Eine Liegenschaft ging nach dem Tod des Eigentümers schrittweise durch Erbschaft, Erbschaftskauf und Erbteilungsübereinkommen auf die Tochter über. Sie kündigte den bestehenden Versicherungsvertrag nach § 70 Abs 2 VersVG – der Versicherer wies dies zurück. Der OGH musste klären, ob in diesem Fall ein Erwerberkündigungsrecht besteht. (Ob 5/25y)
Artikel von:

Dr. Roland Weinrauch
Gründer der Kanzlei Weinrauch Rechtsanwälte|https://weinrauch-rechtsanwaelte.at/
Zwischen einem Ehepaar und einem Versicherer bestand ein Sachversicherungsvertrag für eine Liegenschaft. Die Ehegatten waren je zur Hälfte Eigentümer der versicherten Liegenschaft. Der Ehegatte verstarb am 24.05.2022. Die hinterbliebene Ehegattin war mit einem Drittel (= 3/9), die drei Töchter waren mit je 2/9 als gesetzliche Erben berufen.
Mit einem Übergabsvertrag vom 16.09.2022 erwarb eine Tochter den Hälfteanteil ihrer hinterbliebenen Mutter an der Liegenschaft. Dadurch wurde diese Tochter Hälfteeigentümerin.
Später, am 27.06.2023, erwarb diese Tochter durch einen „Erbschaftskauf“ die 3/9-Anteile ihrer hinterbliebenen Mutter an der Verlassenschaft ihres Vaters, wodurch sie – zusätzlich zu ihrer eigenen Erbquote von 2/9 – zu 5/9 zur Erbin berufen war. In einem „Erbübereinkommen“ vom 28.09.2023 mit ihren Schwestern, die Miterbinnen zu je 2/9 waren, übernahm die eine Tochter die verbleibenden Liegenschaftsanteile gegen eine Zahlung und wurde somit Alleineigentümerin der Liegenschaft.
Die Tochter kündigte daraufhin am 23.10.2023 den Sachversicherungsvertrag, gestützt auf § 70 Abs 2 VersVG. Sie argumentierte, dass sie durch den Erwerb des Eigentums an der Liegenschaft ein solches Kündigungsrecht erworben habe. Der Versicherer lehnte die Kündigung ab. Der Fall landete schließlich vor dem Obersten Gerichtshof (OGH), vor welchem die Tochter die Feststellung begehrte, dass der Versicherungsvertrag infolge ihrer Kündigung nicht mehr besteht.
Wie ist die Rechtslage?
§ 70 Abs 2 VersVG, der ein Kündigungsrecht bei Veräußerung einer versicherten Sache vorsieht, lautet auszugsweise wie folgt: „Der Erwerber ist berechtigt, das Versicherungsverhältnis zu kündigen; […]. Das Kündigungsrecht erlischt, wenn es nicht innerhalb eines Monates nach dem Erwerb ausgeübt wird; […]“.
Der OGH führte in seiner Entscheidung vom 19.03.2025, Geschäftszahl: 7 Ob 5/25y, zunächst aus, dass § 70 Abs 2 VersVG nur bei einer sogenannten Einzelrechtsnachfolge zur Anwendung kommt.
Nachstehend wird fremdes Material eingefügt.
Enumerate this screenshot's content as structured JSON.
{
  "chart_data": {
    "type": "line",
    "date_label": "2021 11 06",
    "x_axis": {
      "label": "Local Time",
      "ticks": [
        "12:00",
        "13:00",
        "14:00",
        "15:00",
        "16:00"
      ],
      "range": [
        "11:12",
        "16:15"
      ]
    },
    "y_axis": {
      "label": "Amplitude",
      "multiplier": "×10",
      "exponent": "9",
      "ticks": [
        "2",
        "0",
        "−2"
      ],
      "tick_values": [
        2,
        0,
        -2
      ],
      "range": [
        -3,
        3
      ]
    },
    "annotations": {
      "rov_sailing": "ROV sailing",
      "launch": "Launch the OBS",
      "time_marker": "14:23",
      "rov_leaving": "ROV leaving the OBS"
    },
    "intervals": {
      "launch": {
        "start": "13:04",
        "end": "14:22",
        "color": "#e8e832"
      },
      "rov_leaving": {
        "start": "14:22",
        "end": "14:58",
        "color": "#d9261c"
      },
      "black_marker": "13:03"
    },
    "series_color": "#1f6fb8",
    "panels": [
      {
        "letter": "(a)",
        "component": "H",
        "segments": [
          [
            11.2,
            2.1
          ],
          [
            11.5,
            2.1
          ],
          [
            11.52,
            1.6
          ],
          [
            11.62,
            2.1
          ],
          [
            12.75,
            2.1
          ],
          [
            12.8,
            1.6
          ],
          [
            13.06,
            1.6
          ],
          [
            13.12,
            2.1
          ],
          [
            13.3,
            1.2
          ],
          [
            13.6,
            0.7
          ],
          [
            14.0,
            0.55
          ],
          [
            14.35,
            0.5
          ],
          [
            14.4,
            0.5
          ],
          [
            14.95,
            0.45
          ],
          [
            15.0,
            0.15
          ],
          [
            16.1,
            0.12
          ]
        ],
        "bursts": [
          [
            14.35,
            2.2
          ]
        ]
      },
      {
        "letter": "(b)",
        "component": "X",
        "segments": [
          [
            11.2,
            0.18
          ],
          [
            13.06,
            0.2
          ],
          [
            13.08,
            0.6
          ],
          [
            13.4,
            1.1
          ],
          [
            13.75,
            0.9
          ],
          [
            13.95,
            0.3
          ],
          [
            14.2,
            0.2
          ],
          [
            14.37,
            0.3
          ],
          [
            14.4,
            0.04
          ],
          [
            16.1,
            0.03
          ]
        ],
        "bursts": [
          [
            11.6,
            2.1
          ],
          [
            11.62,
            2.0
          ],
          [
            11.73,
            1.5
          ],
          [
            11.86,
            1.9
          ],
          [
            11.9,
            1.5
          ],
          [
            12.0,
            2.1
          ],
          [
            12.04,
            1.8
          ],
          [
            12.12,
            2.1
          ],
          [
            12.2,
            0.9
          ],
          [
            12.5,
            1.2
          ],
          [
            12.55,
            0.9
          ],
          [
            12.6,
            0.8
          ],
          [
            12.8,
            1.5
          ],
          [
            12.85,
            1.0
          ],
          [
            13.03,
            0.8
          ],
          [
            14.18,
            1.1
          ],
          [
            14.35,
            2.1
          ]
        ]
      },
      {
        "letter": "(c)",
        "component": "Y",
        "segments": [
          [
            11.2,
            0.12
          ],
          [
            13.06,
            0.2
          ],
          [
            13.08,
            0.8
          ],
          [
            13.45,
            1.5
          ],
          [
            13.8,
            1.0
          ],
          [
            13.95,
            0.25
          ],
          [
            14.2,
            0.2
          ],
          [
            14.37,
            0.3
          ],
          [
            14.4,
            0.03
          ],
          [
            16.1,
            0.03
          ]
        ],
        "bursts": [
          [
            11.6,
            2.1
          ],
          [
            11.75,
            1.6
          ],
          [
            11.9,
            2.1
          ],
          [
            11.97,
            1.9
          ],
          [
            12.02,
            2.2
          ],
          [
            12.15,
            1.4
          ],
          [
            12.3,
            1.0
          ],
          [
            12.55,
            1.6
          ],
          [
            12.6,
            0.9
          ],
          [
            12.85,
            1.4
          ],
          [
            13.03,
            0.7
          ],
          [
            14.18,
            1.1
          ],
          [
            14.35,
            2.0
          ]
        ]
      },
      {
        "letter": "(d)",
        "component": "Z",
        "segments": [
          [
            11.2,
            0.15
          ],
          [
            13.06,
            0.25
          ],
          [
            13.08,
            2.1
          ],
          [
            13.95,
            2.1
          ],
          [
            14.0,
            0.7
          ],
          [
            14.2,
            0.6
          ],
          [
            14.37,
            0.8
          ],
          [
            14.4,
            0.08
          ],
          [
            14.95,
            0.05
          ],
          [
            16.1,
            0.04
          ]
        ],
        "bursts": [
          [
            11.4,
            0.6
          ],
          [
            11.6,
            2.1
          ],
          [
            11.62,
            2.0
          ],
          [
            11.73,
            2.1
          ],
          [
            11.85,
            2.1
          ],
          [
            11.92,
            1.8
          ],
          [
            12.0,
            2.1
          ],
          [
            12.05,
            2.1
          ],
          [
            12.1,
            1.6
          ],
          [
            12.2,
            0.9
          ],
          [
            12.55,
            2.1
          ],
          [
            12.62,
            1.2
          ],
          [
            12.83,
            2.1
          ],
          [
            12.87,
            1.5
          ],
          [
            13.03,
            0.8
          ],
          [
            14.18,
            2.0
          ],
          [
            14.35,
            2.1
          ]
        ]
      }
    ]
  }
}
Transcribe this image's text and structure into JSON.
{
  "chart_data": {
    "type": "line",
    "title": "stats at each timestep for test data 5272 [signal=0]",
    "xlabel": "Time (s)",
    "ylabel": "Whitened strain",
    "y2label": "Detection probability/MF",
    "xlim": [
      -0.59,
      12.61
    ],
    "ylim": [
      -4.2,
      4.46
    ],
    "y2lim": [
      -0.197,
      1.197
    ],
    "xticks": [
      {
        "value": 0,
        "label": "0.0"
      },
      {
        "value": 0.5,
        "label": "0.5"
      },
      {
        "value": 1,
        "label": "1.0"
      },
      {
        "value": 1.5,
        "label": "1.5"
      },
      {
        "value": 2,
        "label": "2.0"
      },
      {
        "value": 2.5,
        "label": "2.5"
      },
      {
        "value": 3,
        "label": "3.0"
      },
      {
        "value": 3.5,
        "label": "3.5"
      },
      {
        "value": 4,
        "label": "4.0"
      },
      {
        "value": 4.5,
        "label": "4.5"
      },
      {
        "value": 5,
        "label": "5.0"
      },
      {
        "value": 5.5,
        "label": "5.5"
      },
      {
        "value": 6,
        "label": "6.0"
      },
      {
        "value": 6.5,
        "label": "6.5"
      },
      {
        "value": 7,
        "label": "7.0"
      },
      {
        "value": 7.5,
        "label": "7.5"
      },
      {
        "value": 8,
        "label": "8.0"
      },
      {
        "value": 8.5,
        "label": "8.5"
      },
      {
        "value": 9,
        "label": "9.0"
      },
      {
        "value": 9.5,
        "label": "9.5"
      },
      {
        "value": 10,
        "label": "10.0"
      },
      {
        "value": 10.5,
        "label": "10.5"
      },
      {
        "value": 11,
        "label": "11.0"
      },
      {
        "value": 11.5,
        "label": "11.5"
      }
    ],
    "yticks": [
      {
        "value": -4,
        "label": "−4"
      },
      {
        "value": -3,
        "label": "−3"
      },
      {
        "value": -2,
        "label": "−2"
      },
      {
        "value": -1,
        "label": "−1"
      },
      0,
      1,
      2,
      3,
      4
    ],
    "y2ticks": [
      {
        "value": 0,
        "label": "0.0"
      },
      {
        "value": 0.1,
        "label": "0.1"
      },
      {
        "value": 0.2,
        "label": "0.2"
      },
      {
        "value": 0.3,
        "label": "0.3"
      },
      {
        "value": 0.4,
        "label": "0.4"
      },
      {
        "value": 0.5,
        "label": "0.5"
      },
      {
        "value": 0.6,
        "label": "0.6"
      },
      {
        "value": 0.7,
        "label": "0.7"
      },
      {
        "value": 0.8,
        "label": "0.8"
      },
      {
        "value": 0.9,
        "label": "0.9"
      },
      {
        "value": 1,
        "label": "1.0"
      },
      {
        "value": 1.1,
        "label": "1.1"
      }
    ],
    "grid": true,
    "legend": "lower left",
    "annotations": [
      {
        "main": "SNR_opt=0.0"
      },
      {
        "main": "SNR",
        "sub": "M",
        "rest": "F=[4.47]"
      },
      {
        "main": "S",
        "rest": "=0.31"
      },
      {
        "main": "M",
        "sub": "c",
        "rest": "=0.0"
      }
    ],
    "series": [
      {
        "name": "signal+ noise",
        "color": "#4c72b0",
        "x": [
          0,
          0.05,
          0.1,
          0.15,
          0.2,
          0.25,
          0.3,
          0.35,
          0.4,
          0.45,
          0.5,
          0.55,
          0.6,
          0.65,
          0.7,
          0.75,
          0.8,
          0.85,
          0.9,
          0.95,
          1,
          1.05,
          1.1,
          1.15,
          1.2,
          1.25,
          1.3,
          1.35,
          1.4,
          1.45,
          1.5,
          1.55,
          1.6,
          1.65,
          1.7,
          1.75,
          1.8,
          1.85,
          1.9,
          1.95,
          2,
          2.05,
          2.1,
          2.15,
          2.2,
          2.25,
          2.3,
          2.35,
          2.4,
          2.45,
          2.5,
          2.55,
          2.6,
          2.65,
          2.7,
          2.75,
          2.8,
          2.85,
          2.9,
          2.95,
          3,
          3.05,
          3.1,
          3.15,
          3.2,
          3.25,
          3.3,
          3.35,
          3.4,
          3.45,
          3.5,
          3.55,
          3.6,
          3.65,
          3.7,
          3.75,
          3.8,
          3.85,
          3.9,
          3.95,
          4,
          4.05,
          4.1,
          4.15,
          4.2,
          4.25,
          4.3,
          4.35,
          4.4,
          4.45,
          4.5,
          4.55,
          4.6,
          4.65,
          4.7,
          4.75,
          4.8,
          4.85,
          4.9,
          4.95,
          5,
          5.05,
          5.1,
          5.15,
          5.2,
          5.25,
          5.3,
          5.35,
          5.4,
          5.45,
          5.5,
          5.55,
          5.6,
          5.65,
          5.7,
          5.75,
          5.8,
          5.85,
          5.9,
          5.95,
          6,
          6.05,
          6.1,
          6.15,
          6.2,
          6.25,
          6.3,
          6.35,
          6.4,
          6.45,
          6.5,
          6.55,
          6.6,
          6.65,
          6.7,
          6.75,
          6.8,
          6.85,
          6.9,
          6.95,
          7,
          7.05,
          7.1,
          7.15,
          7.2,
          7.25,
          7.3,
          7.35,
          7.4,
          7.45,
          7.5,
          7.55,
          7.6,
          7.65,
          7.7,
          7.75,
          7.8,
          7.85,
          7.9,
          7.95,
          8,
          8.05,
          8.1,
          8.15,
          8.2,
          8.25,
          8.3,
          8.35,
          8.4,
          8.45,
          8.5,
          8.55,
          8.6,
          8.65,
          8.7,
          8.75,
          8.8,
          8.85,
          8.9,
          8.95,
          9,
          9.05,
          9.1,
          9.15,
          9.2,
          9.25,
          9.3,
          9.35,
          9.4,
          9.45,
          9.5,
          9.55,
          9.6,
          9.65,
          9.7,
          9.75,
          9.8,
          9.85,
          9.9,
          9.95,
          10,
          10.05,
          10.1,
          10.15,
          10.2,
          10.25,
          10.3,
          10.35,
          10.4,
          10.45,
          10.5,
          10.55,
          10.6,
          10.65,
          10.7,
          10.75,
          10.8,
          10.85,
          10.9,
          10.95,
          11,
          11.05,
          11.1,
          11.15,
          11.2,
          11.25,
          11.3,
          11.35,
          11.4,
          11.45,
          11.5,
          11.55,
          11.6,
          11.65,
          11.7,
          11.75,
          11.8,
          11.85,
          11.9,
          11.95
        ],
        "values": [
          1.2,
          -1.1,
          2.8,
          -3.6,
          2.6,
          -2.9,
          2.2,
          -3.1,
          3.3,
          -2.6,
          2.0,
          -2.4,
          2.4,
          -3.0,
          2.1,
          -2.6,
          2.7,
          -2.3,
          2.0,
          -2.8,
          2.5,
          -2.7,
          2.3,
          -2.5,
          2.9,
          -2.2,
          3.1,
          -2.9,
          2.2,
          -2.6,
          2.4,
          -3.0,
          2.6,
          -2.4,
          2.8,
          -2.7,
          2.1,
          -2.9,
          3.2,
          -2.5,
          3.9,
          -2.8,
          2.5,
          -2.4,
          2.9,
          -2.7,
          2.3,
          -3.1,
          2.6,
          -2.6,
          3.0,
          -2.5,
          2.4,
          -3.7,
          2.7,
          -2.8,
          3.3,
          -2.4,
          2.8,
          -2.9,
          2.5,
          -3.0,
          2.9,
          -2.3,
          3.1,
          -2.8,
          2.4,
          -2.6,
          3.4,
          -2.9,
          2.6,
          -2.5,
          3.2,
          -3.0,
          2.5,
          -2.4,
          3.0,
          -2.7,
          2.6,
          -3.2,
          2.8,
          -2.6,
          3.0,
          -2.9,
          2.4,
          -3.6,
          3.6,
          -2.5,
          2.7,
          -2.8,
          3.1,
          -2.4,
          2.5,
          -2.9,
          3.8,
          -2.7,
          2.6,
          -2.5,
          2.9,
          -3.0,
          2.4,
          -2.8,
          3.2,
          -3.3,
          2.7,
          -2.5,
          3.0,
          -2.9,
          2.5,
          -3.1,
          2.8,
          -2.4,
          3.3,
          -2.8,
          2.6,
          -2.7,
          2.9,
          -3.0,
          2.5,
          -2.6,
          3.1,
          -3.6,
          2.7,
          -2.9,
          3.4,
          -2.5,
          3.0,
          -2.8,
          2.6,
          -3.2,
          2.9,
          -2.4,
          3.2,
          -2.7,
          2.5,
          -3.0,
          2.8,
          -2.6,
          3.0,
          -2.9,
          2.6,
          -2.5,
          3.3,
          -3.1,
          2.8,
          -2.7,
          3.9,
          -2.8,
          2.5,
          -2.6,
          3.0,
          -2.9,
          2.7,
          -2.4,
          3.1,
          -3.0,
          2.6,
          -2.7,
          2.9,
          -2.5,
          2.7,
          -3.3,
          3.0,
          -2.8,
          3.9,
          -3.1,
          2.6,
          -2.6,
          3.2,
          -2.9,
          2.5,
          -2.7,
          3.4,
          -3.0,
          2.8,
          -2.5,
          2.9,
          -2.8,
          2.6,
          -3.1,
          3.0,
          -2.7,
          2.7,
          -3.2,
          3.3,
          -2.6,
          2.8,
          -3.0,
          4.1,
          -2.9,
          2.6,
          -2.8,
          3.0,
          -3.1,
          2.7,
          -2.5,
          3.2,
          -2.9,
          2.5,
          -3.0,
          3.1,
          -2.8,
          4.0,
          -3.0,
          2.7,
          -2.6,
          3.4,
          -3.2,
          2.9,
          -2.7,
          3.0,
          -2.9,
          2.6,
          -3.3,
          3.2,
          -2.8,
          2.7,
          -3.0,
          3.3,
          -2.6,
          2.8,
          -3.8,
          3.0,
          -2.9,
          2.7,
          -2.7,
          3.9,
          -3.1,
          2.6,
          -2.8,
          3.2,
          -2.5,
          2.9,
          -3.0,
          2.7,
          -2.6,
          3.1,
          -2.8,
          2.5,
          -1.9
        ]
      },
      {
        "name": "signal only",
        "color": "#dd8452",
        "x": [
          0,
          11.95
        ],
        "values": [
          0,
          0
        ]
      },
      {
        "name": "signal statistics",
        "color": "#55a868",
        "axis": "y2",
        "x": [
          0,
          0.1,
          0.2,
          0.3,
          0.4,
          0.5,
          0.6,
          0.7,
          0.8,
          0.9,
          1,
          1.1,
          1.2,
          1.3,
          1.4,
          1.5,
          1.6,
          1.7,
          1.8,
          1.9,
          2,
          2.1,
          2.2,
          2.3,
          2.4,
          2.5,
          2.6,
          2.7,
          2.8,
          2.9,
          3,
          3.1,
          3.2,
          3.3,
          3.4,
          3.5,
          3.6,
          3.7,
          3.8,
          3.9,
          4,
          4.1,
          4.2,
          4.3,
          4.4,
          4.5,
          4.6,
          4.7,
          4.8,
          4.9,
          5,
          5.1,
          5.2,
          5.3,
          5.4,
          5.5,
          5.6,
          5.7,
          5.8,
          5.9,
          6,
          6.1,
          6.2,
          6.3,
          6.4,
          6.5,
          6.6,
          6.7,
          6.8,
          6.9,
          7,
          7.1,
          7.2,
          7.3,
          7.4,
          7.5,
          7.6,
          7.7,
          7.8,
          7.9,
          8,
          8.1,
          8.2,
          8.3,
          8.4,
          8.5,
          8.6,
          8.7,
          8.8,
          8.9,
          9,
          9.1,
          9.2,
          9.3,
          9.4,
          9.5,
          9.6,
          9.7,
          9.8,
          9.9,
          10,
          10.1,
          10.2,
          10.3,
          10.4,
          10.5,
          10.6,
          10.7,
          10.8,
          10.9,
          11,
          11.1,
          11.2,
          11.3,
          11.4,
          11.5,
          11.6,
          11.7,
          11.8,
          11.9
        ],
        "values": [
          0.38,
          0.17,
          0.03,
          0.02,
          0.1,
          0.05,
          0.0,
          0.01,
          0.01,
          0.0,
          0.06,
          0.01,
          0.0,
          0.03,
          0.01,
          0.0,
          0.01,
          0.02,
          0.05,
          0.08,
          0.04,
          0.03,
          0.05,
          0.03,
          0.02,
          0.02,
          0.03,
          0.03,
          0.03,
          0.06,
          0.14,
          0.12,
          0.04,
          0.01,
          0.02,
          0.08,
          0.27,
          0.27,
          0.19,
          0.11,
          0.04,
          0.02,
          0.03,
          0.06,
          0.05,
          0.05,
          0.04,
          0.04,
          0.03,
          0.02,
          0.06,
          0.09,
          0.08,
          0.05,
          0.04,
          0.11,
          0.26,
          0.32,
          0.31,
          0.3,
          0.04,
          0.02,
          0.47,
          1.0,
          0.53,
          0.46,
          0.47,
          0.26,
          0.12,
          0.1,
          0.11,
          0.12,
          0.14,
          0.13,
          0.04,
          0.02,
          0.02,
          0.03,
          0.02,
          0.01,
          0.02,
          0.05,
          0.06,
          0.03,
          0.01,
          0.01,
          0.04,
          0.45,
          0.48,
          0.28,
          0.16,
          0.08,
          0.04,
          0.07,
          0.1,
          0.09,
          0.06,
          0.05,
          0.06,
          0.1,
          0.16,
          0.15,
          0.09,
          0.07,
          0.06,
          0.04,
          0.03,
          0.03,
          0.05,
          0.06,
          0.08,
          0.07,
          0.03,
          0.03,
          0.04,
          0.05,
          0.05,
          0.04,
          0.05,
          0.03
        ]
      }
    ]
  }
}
Der Erwerb von Vermögenswerten im Wege der sogenannten Gesamtrechtsnachfolge falle hingegen nicht unter diese Regelung.
Im vorliegenden Fall erwarb die Tochter zunächst den Hälfteanteil ihrer Mutter durch einen Übergabsvertrag. Bei einem solchen Erwerbsvorgang handle es sich zwar um eine Einzelrechtsnachfolge. Dies allein begründe allerdings kein Kündigungsrecht, da dieses erst bei einem Erwerb im Sinne des § 70 VersVG von mehr als 50% der Anteile zusteht. Die restlichen Anteile an der Liegenschaft erwarb die Tochter durch den „Erbschaftskauf“ und das „Erbübereinkommen“. Nach Ansicht des OGH sind diese Akte als Gesamtrechtsnachfolge zu qualifizieren, weshalb der Tochter auch kein Kündigungsrecht zukam.
Schlussfolgerungen
Das Kündigungsrecht nach § 70 Abs 2 VersVG gilt ausschließlich für die Einzelrechtsnachfolge, also beispielsweise bei Kauf- und Übergabsverträgen. Eine analoge Anwendung auf die Gesamtrechtsnachfolge im Rahmen einer Erbschaft scheidet aus, da die zugrundeliegende Interessenlage und der Zweck der Regelung – der Schutz des freiwillig eintretenden Erwerbers – bei einer Erbschaft nicht gegeben sind.